2000-Best Anal-Themed Feature, "Springtime in Uranus"
-Best Oral-Themed Feature, "A Touch of Spring (In Your Mouth)"
-Best Supporting Actor - Video, David Spring, "The Joy of Spring"
-Best Actress - Video, Joy Spring, "the Joy of Spring"
-Best Oral Sex Scene - Video, Anthony Spring and Luscious Lipps, "A Touch of Spring (In Your Mouth)"
-Best Art Direction - Video, Fitzgerald Spring, "Springtime in Uranus"
-Best Special Effects, "Springtime in Uranus"

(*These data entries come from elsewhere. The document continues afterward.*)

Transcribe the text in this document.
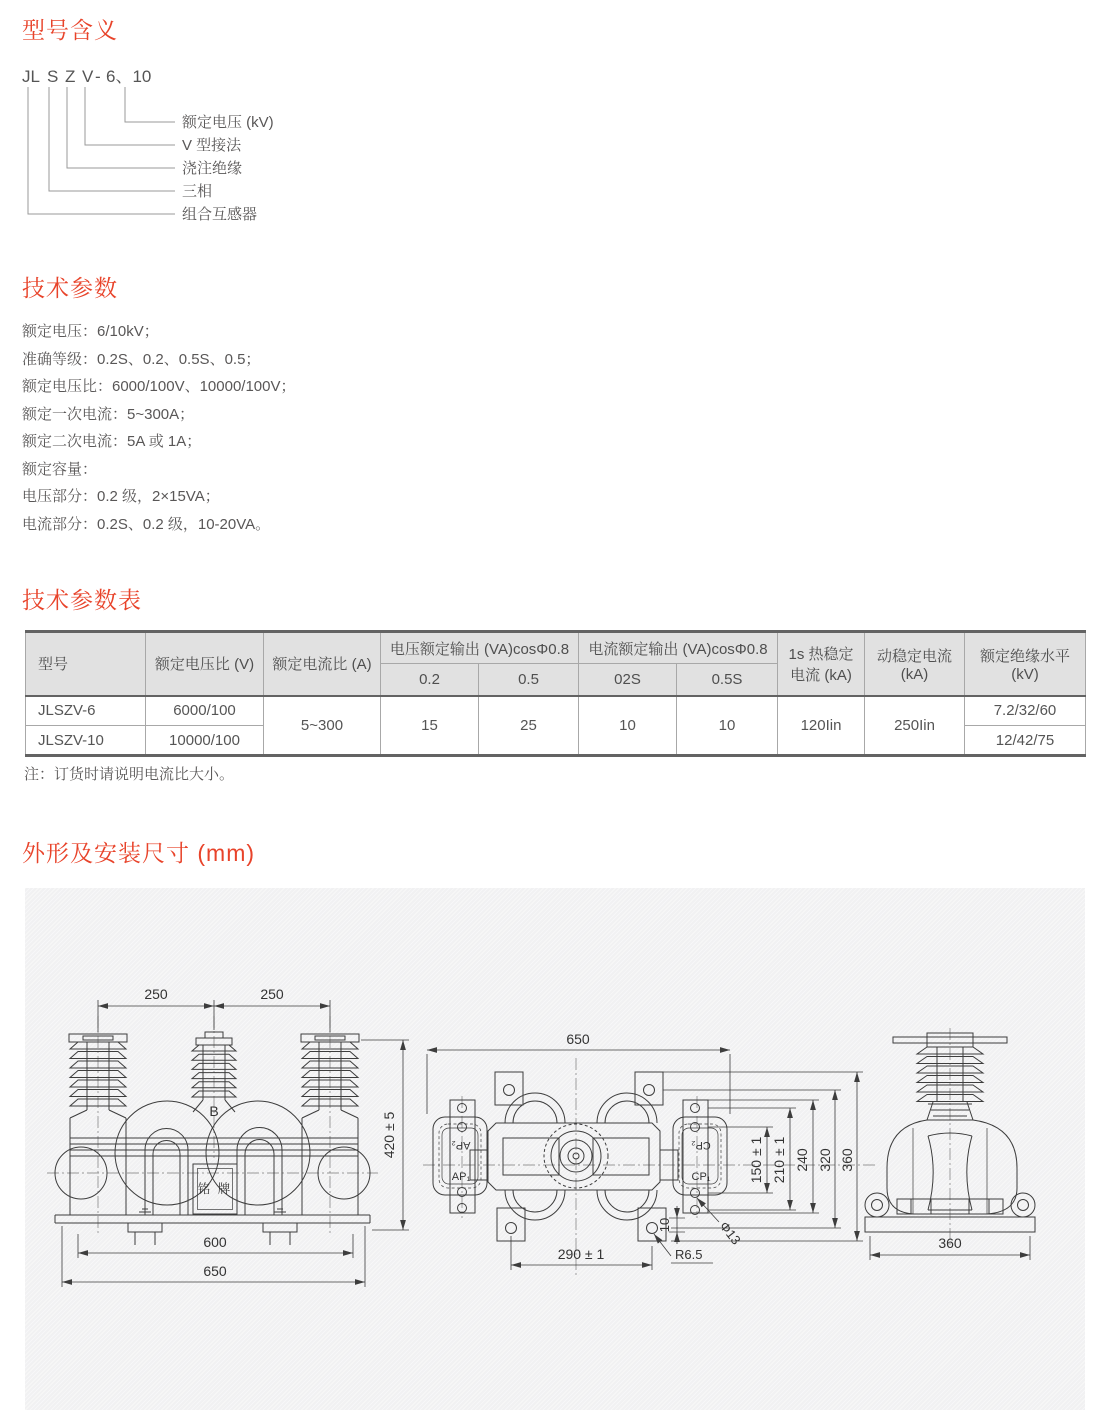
型号含义
JL S Z V - 6、10
额定电压 (kV)
V 型接法
浇注绝缘
三相
组合互感器
技术参数
额定电压：6/10kV；
准确等级：0.2S、0.2、0.5S、0.5；
额定电压比：6000/100V、10000/100V；
额定一次电流：5~300A；
额定二次电流：5A 或 1A；
额定容量：
电压部分：0.2 级，2×15VA；
电流部分：0.2S、0.2 级，10-20VA。
技术参数表
型号	额定电压比 (V)	额定电流比 (A)	电压额定输出 (VA)cosΦ0.8		电流额定输出 (VA)cosΦ0.8		1s 热稳定电流 (kA)	动稳定电流 (kA)	额定绝缘水平 (kV)
			0.2	0.5	02S	0.5S			
JLSZV-6	6000/100	5~300	15	25	10	10	120Iin	250Iin	7.2/32/60
JLSZV-10	10000/100								12/42/75
注：订货时请说明电流比大小。
外形及安装尺寸 (mm)
铭 牌
B
250	250
420 ± 5
600
650
AP₂
AP₁
CP₂
CP₁
650
150 ± 1 210 ± 1 240 320 360
290 ± 1
10
R6.5
Φ13	360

2001-Best Oral-Themed Feature, "Spring Is In the Hair"
-Best Actress - Video, Autumn Kelly, "Autumn Comes Before Spring"
-Best Cinematography, "Autumn Comes Before Spring"

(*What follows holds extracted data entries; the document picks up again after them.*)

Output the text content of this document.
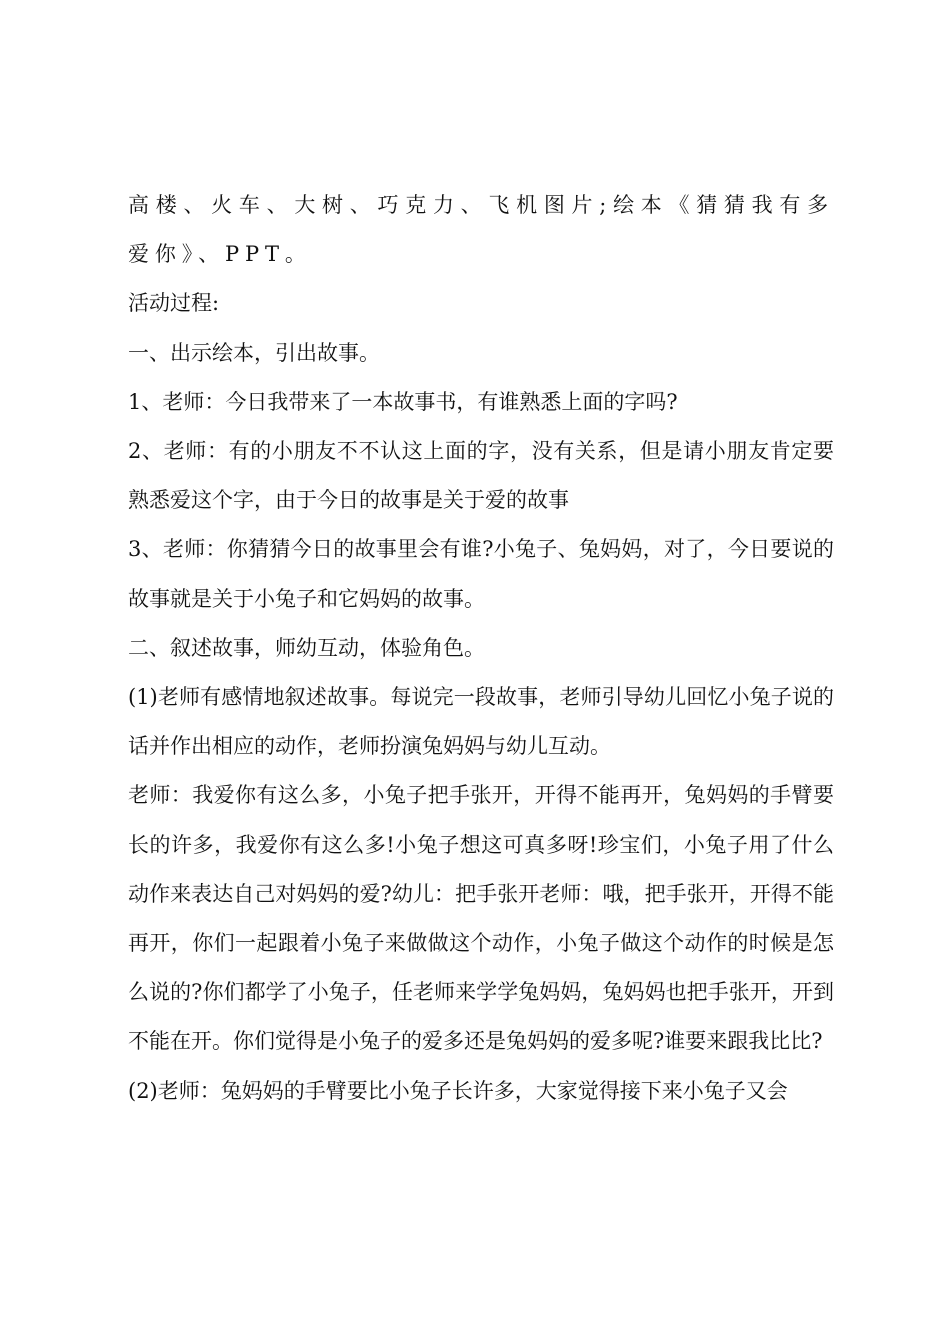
高楼、火车、大树、巧克力、飞机图片;绘本《猜猜我有多爱你》、PPT。

活动过程:

一、出示绘本，引出故事。

1、老师：今日我带来了一本故事书，有谁熟悉上面的字吗?

2、老师：有的小朋友不不认这上面的字，没有关系，但是请小朋友肯定要熟悉爱这个字，由于今日的故事是关于爱的故事

3、老师：你猜猜今日的故事里会有谁?小兔子、兔妈妈，对了，今日要说的故事就是关于小兔子和它妈妈的故事。

二、叙述故事，师幼互动，体验角色。

(1)老师有感情地叙述故事。每说完一段故事，老师引导幼儿回忆小兔子说的话并作出相应的动作，老师扮演兔妈妈与幼儿互动。

老师：我爱你有这么多，小兔子把手张开，开得不能再开，兔妈妈的手臂要长的许多，我爱你有这么多!小兔子想这可真多呀!珍宝们，小兔子用了什么动作来表达自己对妈妈的爱?幼儿：把手张开老师：哦，把手张开，开得不能再开，你们一起跟着小兔子来做做这个动作，小兔子做这个动作的时候是怎么说的?你们都学了小兔子，任老师来学学兔妈妈，兔妈妈也把手张开，开到不能在开。你们觉得是小兔子的爱多还是兔妈妈的爱多呢?谁要来跟我比比?

(2)老师：兔妈妈的手臂要比小兔子长许多，大家觉得接下来小兔子又会
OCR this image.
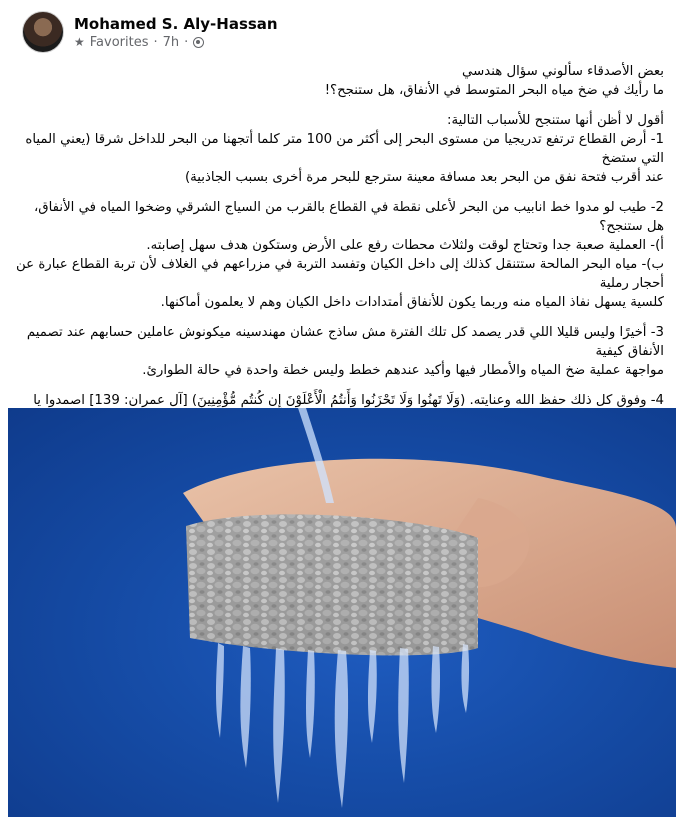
Mohamed S. Aly-Hassan
★ Favorites · 7h ·

بعض الأصدقاء سألوني سؤال هندسي
ما رأيك في ضخ مياه البحر المتوسط في الأنفاق، هل ستنجح؟!

أقول لا أظن أنها ستنجح للأسباب التالية:
1- أرض القطاع ترتفع تدريجيا من مستوى البحر إلى أكثر من 100 متر كلما أتجهنا من البحر للداخل شرقا (يعني المياه التي ستضخ
عند أقرب فتحة نفق من البحر بعد مسافة معينة سترجع للبحر مرة أخرى بسبب الجاذبية)

2- طيب لو مدوا خط انابيب من البحر لأعلى نقطة في القطاع بالقرب من السياج الشرقي وضخوا المياه في الأنفاق، هل ستنجح؟
أ)- العملية صعبة جدا وتحتاج لوقت ولثلاث محطات رفع على الأرض وستكون هدف سهل إصابته.
ب)- مياه البحر المالحة ستتنقل كذلك إلى داخل الكيان وتفسد التربة في مزراعهم في الغلاف لأن تربة القطاع عبارة عن أحجار رملية
كلسية يسهل نفاذ المياه منه وربما يكون للأنفاق أمتدادات داخل الكيان وهم لا يعلمون أماكنها.

3- أخيرًا وليس قليلا اللي قدر يصمد كل تلك الفترة مش ساذج عشان مهندسينه ميكونوش عاملين حسابهم عند تصميم الأنفاق كيفية
مواجهة عملية ضخ المياه والأمطار فيها وأكيد عندهم خطط وليس خطة واحدة في حالة الطوارئ.

4- وفوق كل ذلك حفظ الله وعنايته. (وَلَا تَهِنُوا وَلَا تَحْزَنُوا وَأَنتُمُ الْأَعْلَوْنَ إِن كُنتُم مُّؤْمِنِينَ) [آل عمران: 139] اصمدوا يا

-Most Outrageous Sex Scene, Sandi Bush, Kitty Kitty, David Spring, Douglas Spring, the 'How Am I Ever Going to Get this Gum Out of My Hair?' scene in "Spring Is In the Hair"
2002-Male Performer of the Year, David Spring
-Best Director - Video, Matthew Spring, "Spring Into Summer"
-Best Actress - Video, Summer Wilde, "Spring Into Summer"
-Best Sex Comedy - "Spring Training: Bloopers and Outtakes from Spring Brothers Productions"
2003-Best Group Sex Scene - Video, Carla Areola, Jenna Splitz, Anthony Spring, David Spring, Douglas Spring, Fitzgerald Spring, Matthew Spring, Dominique Zanzabar, "Spring Break Sperm Attack"
-Best Oral-Themed Feature, "Spring Showers"
-Best Actress - Video, Wind Rayne, "A Spring Wind Blows"
-Best Video Feature, "Spring Break Sperm Attack"
At the 2003 AVN Awards, Adam met female adult film star Kathleen "Volleyball Katie" Wegner, who was using adult films to help finance her dental school tuition. That year, Katie won AVN Awards for Best New Starlet, Best Actress - Film for "Back Side Out," and Best Girl-on-Girl Scene - Video for "Spike and Dykes." Adam and Katie hit it off in spectacular fashion.
Adam proposed to Katie in March of 2004, and she of course said "yes." The happy couple currently resides in Las Vegas. Using their connections from the adult film industry, Adam and Katie formed two of Nevada's most famous and successful brothels, Adam's Madam's, located outside Las Vegas, and McClure's Whures, located outside Reno. In addition, Adam and Katie became vegans in late 2004, and they formed a soy-based cheese-like product company called Dunvegan Soy Cheese Concern. Their products include the following imitation versions of real cheeses: Instead-a-Feta, Woulda-Coulda-Gouda, Better'n-Cheddar, Not-So-Rella, Free-of-Brie, Miss Swiss, Nolby, Novalone, and Withotta Ricotta. The January 2006 issue of Cheese Glorious Cheese Magazine named Adam and Katie "Cheese Moguls of the Year" for 2005.
About his life, Adam had this to say: "Hoot, I cannae get back to mae hoos in bonny Scotland. But at's been a hell of a ride anyhoo, aye?"